If voters approve Measure J on Tuesday, the victory will be a testament to the creative thinking of local politicians, community, labor and environmental activists, and business leaders. They understand that with an unemployment rate of 11 percent in Los Angeles County, the local economy needs a jump-start. The paychecks for the construction workers who will be building the transit projects will be spent locally, having dramatic ripple effects on the entire regional economy, catalyzing jobs in many other sectors.

After voters approved Measure R in 2008 the Los Angeles Alliance for a New Economy (LAANE) and the L.A.-Orange Counties Building & Construction Trades Council persuaded L.A. Metro, the regional transit agency, to agree to a "Project Labor Agreement" with the Building Trades Council to use skilled crafts workers on Measure R projects. This guarantees that the transportation construction jobs will be good jobs.

With the help of UCLA researchers, LAANE convinced L.A. Metro to adopt a "Construction Careers Policy" that will open a door for people traditionally shut out of good construction jobs. Thanks to this program, 40 percent of the construction work will be done by people from low-income communities, the very places with the highest poverty and jobless rates. Another 10 percent of the work must be done by "disadvantaged workers," who have a hard time getting work in a good economy and little hope in a bad one.

Measure J funds will speed up construction of several key light rail, subway, and rapid-transit bus lines that will help unclog traffic and connect people from their homes to their jobs. The projects include rail extensions to Los Angeles International Airport, the Eastside, the Westside, and the South Bay, and rapid bus service through the San Fernando Valley. The Green Line - which now ends in Redondo Beach - would be extended into the South Bay by 2020, 15 years earlier than initially promised. The Gold Line eastside extension to San Bernardino County would be completed by 2022 -- 13 years earlier than projected.

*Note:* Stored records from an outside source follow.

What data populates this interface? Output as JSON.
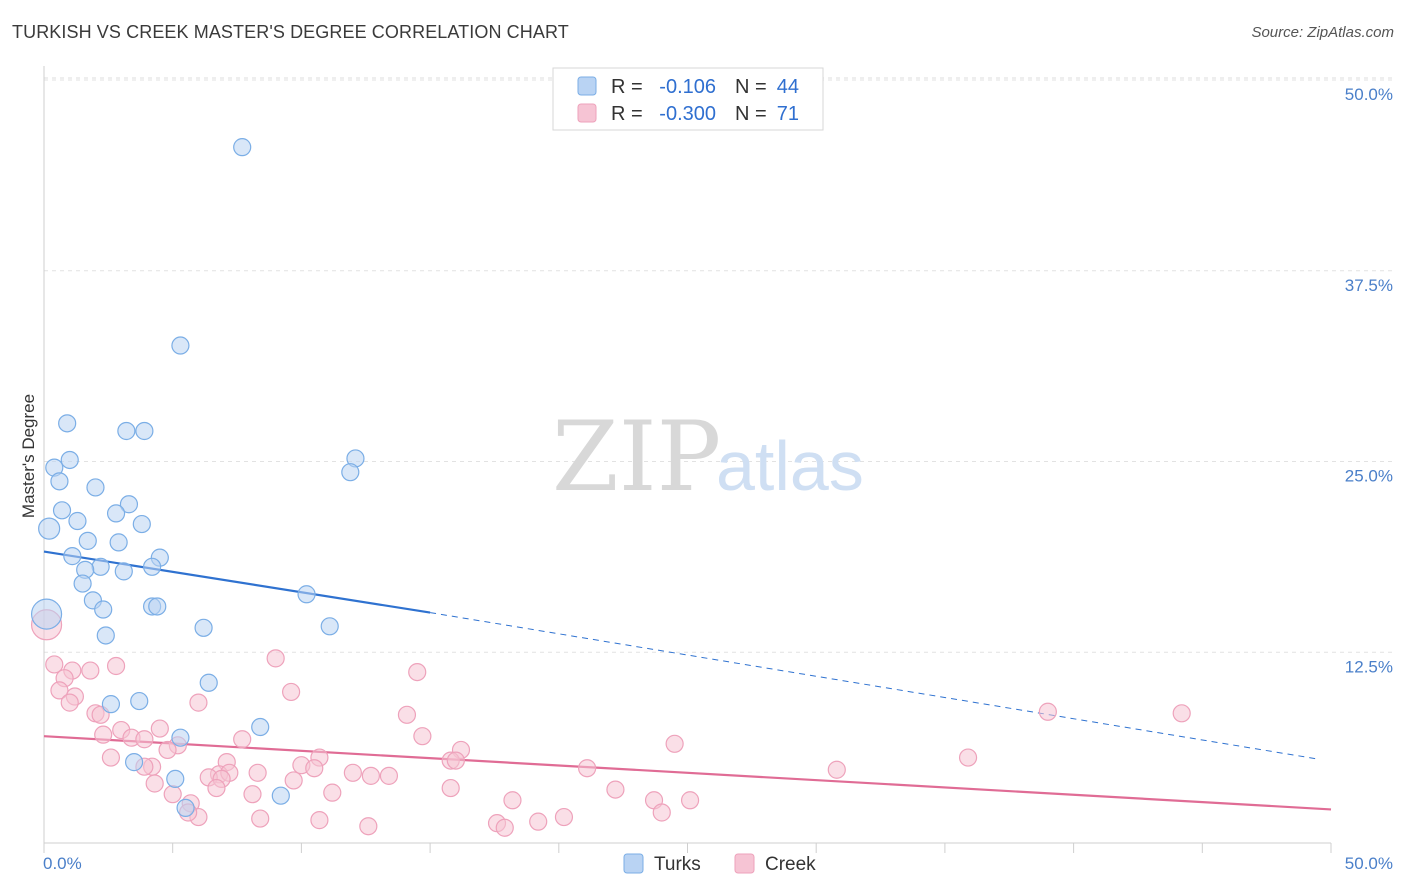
{
  "title": "TURKISH VS CREEK MASTER'S DEGREE CORRELATION CHART",
  "source": "Source: ZipAtlas.com",
  "chart_data": {
    "type": "scatter",
    "ylabel": "Master's Degree",
    "xlim": [
      0,
      50
    ],
    "ylim": [
      0,
      50
    ],
    "x_tick_labels": [
      "0.0%",
      "50.0%"
    ],
    "y_ticks": [
      {
        "value": 12.5,
        "label": "12.5%"
      },
      {
        "value": 25,
        "label": "25.0%"
      },
      {
        "value": 37.5,
        "label": "37.5%"
      },
      {
        "value": 50,
        "label": "50.0%"
      }
    ],
    "grid": true,
    "legend": {
      "placement": "top-center",
      "entries": [
        {
          "r_label": "R =",
          "r_value": "-0.106",
          "n_label": "N =",
          "n_value": "44"
        },
        {
          "r_label": "R =",
          "r_value": "-0.300",
          "n_label": "N =",
          "n_value": "71"
        }
      ]
    },
    "watermark": {
      "zip": "ZIP",
      "atlas": "atlas"
    },
    "series": [
      {
        "name": "Turks",
        "color": "#7baee6",
        "fill": "#b9d3f3",
        "line_color": "#2f72d0",
        "trend": {
          "x0": 0,
          "y0": 19.1,
          "x1": 15,
          "y1": 15.1,
          "x_dash_end": 49.5,
          "y_dash_end": 5.5
        },
        "points": [
          [
            7.7,
            45.6
          ],
          [
            5.3,
            32.6
          ],
          [
            0.9,
            27.5
          ],
          [
            3.2,
            27.0
          ],
          [
            3.9,
            27.0
          ],
          [
            0.4,
            24.6
          ],
          [
            1.0,
            25.1
          ],
          [
            12.1,
            25.2
          ],
          [
            11.9,
            24.3
          ],
          [
            0.6,
            23.7
          ],
          [
            2.0,
            23.3
          ],
          [
            3.3,
            22.2
          ],
          [
            0.7,
            21.8
          ],
          [
            2.8,
            21.6
          ],
          [
            1.3,
            21.1
          ],
          [
            3.8,
            20.9
          ],
          [
            0.2,
            20.6
          ],
          [
            1.7,
            19.8
          ],
          [
            2.9,
            19.7
          ],
          [
            4.5,
            18.7
          ],
          [
            1.1,
            18.8
          ],
          [
            2.2,
            18.1
          ],
          [
            1.6,
            17.9
          ],
          [
            3.1,
            17.8
          ],
          [
            4.2,
            18.1
          ],
          [
            1.5,
            17.0
          ],
          [
            10.2,
            16.3
          ],
          [
            1.9,
            15.9
          ],
          [
            4.2,
            15.5
          ],
          [
            4.4,
            15.5
          ],
          [
            2.3,
            15.3
          ],
          [
            0.1,
            15.0
          ],
          [
            6.2,
            14.1
          ],
          [
            11.1,
            14.2
          ],
          [
            2.4,
            13.6
          ],
          [
            6.4,
            10.5
          ],
          [
            3.7,
            9.3
          ],
          [
            2.6,
            9.1
          ],
          [
            8.4,
            7.6
          ],
          [
            5.3,
            6.9
          ],
          [
            3.5,
            5.3
          ],
          [
            5.1,
            4.2
          ],
          [
            5.5,
            2.3
          ],
          [
            9.2,
            3.1
          ]
        ]
      },
      {
        "name": "Creek",
        "color": "#eea2bb",
        "fill": "#f6c4d4",
        "line_color": "#e06c95",
        "trend": {
          "x0": 0,
          "y0": 7.0,
          "x1": 50,
          "y1": 2.2
        },
        "points": [
          [
            0.1,
            14.3
          ],
          [
            0.4,
            11.7
          ],
          [
            9.0,
            12.1
          ],
          [
            1.1,
            11.3
          ],
          [
            1.8,
            11.3
          ],
          [
            2.8,
            11.6
          ],
          [
            14.5,
            11.2
          ],
          [
            0.8,
            10.8
          ],
          [
            0.6,
            10.0
          ],
          [
            9.6,
            9.9
          ],
          [
            1.2,
            9.6
          ],
          [
            1.0,
            9.2
          ],
          [
            6.0,
            9.2
          ],
          [
            2.0,
            8.5
          ],
          [
            2.2,
            8.4
          ],
          [
            14.1,
            8.4
          ],
          [
            39.0,
            8.6
          ],
          [
            44.2,
            8.5
          ],
          [
            3.0,
            7.4
          ],
          [
            4.5,
            7.5
          ],
          [
            2.3,
            7.1
          ],
          [
            3.4,
            6.9
          ],
          [
            3.9,
            6.8
          ],
          [
            7.7,
            6.8
          ],
          [
            14.7,
            7.0
          ],
          [
            5.2,
            6.4
          ],
          [
            4.8,
            6.1
          ],
          [
            24.5,
            6.5
          ],
          [
            16.2,
            6.1
          ],
          [
            2.6,
            5.6
          ],
          [
            10.7,
            5.6
          ],
          [
            15.8,
            5.4
          ],
          [
            16.0,
            5.4
          ],
          [
            35.9,
            5.6
          ],
          [
            7.1,
            5.3
          ],
          [
            10.0,
            5.1
          ],
          [
            4.2,
            5.0
          ],
          [
            3.9,
            5.0
          ],
          [
            10.5,
            4.9
          ],
          [
            21.1,
            4.9
          ],
          [
            30.8,
            4.8
          ],
          [
            6.8,
            4.5
          ],
          [
            7.2,
            4.6
          ],
          [
            8.3,
            4.6
          ],
          [
            12.0,
            4.6
          ],
          [
            13.4,
            4.4
          ],
          [
            12.7,
            4.4
          ],
          [
            6.4,
            4.3
          ],
          [
            6.9,
            4.2
          ],
          [
            9.7,
            4.1
          ],
          [
            4.3,
            3.9
          ],
          [
            6.7,
            3.6
          ],
          [
            15.8,
            3.6
          ],
          [
            22.2,
            3.5
          ],
          [
            11.2,
            3.3
          ],
          [
            8.1,
            3.2
          ],
          [
            18.2,
            2.8
          ],
          [
            23.7,
            2.8
          ],
          [
            25.1,
            2.8
          ],
          [
            5.7,
            2.6
          ],
          [
            24.0,
            2.0
          ],
          [
            6.0,
            1.7
          ],
          [
            8.4,
            1.6
          ],
          [
            10.7,
            1.5
          ],
          [
            17.6,
            1.3
          ],
          [
            19.2,
            1.4
          ],
          [
            20.2,
            1.7
          ],
          [
            12.6,
            1.1
          ],
          [
            5.0,
            3.2
          ],
          [
            17.9,
            1.0
          ],
          [
            5.6,
            2.0
          ]
        ]
      }
    ]
  }
}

Measure J funds will also be used for such traffic relief projects as pothole repairs, signal synchronization, bikeway and pedestrian improvements and projects, local roadway and bridge safety improvements, carpool and rideshare programs, discounted transit fares, and funds to many of the county's 88 cities for local transit services.

LA's transit officials have already demonstrated that they know how to use public funds wisely and efficiently. Since Measure R was passed, L.A. Metro has made progress on the Crenshaw and Exposition rail lines, the Orange Line bus lane extensions, and three highway improvement projects.

Los Angeles vies with Houston as the most polluted urban area in the country as well as one of the most congested, with many motorists sitting in their cars for hours as they inch along during their morning and evening commutes. In addition to Measure J's role as a jobs stimulator, it will also have positive environmental consequences. The subways and light-rail lines built by Measures R and J will be around for more than a century. As future generations become more public transit-friendly, their behavior will help to protect the environment and wean America off foreign oil used to power our cars.

Vote "yes" on Measure J.

Peter Dreier is a professor of politics and chair of the Urban & Environmental Policy Department at Occidental College. His new book, The 100 Greatest Americans of the 20th Century: A Social Justice Hall of Fame, was published by Nation Books in July.